One of my earliest memories reading is going to my elementary school library and hunting for the latest Goosebumps book.
Night of the Living Dummy
Monster Blood
Say Cheese and Die!
I loved reading a chapter before bed, scaring myself silly, and then curling up under the covers in the dark.
As I got older, I transitioned to more mature works of horror from the likes of Stephen King and Dean Koontz. My exposure to the horror genre expanded into films and video games. I'd stay up late and watch classic horror films like The Evil Dead (Groovy...) and Nightmare on Elm Street or I'd turn off all the lights and play a few hours of Resident Evil on my Playstation. Being scared was fun.
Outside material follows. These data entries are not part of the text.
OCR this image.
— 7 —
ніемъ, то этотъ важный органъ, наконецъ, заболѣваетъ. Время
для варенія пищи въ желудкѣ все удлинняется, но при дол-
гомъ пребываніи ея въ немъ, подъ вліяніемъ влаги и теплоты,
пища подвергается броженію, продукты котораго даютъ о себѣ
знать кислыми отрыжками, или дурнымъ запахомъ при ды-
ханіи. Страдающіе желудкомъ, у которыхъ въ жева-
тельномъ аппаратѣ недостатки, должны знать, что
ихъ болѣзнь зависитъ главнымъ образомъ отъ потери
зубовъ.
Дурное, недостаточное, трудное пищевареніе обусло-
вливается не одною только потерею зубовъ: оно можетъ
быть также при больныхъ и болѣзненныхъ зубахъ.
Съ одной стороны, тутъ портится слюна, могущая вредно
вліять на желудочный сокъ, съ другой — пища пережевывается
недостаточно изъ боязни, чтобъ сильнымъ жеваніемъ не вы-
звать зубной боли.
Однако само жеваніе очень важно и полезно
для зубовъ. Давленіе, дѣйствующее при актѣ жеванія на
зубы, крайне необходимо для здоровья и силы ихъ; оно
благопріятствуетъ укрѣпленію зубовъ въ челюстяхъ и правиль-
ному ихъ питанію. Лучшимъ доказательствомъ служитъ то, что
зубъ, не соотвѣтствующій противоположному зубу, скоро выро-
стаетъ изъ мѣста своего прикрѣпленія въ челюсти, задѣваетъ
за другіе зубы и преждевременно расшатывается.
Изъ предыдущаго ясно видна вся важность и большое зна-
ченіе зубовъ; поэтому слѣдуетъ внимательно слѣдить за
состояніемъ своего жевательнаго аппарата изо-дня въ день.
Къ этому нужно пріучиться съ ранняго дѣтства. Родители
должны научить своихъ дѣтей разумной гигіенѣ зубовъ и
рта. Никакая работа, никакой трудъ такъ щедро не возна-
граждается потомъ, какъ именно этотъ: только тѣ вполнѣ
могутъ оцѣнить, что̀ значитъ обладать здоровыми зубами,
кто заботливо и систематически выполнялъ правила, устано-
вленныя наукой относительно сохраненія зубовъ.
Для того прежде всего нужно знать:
Now if I want to be scared all I do is turn on the news.
Maybe it's the difference between being a kid and being an adult. Maybe it's the price one pays for being aware of what's going on in the larger world. But the bottom line is that being scared just isn't as fun as it used to be.
There were two events that changed the way I felt about fear in my teenage years. The first was the school shooting at Columbine and the second was the terrorist attacks on 9/11.
The Columbine Massacre in 1999 changed everything about what it meant to be a student in an American school and its effects are still felt to this day. It wasn't the first school shooting, but it was the most sensationalized. I was a ninth grader in middle school at the time. The rest of my educational career was constant bomb scares and evacuations. Now it's gotten so bad that my children receive active shooter training in their elementary schools. Think about that: six-year-old children learn what to do if someone enters the school with the intent of killing as many people as possible. If that's not terrifying, I don't know what is.
Then there's the granddaddy of them all. The event that changed everything in America: the 9/11 terrorist attacks. I view America in terms of two eras: Pre-9/11 and Post 9/11. I remember America before 9/11. I was a senior in high school. I remember people generally being happy and feeling safe and having a general sense of unity. Then one September morning, my history teacher walked into my math class and announced that the World Trade Center had been attacked. After that, America was a place of fear and terror and mistrust. In some ways, we've never recovered.
Fear isn't fun anymore. Now it keeps me up at night. Maybe fear can only be fun before you learn that monsters are real and there really are dark forces hiding in the shadows or maybe the world is a more terrifying place now that modern technology brings all the terrifying events of the world straight to our television and computer screens.
Regardless, I miss those days. I miss the days when a living dummy in the pages of an R.L. Stine book was the most terrifying element in my life instead of wondering if I should send my son to school wearing a bulletproof backpack.